Background. Toll like receptors (TLRs) comprise a family of membrane proteins related to the Interleukin (IL)-1 receptor. TLRs mediate host defense against infection and injury by recognizing pathogen/damage-associated molecular patterns. TLRs deregulation and polymorphisms have been implicated in diseases, including autoimmunity and cancer. Interestingly, we have recently shown that TLR4 is functionally expressed in thyrocytes; although its role in thyroid pathologies remains obscure. Objective. To evaluate TLR4 expression and function in thyroid tumors. Methods. TLR4 expression was evaluated in normal (n=15) and malignant thyroid sections, including papillary (n=18), follicular (n=20), and anaplastic (n=4) thyroid carcinomas by immunohistochemistry.
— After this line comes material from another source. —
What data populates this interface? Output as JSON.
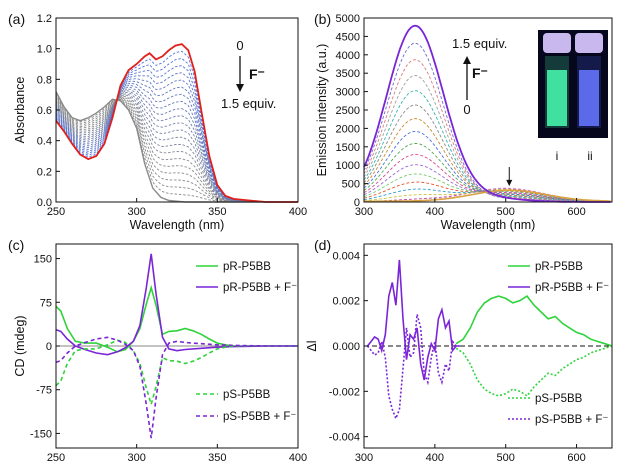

Functional TLR4 expression was analyzed in the thyroid cancer cell lines WRO and TPC-1. Results. TLR4 expression was detected on normal thyrocytes. Although high TLR4 levels were observed in all the analyzed thyroid malignancies, such overexpression was absent in adjacent normal tissue. Coincidently, basal TLR4 expression was detected in thyroid cancer cell lines. Moreover, treatment of malignant cells with the TLR4 agonist lipopolyssacharide (LPS) increased IL-6 and iNOS expression. Interestingly, TLR4 stimulation induced the activation of the transcription factor NF-κB. Additionally, reduction of TLR4 expression by specific shRNA in thyroid tumor cells inhibited the LPS-induced NF-κB activation. Conclusions. Our results indicate that TLR4 is highly expressed in all tested thyroid carcinomas. Moreover, TLR4 signaling is functional in thyroid cancer cell lines. Overall, our findings raise an intriguing question about the role of TLR4 in thyroid malignancy, further considering that NF-κB has been implicated in cancer process.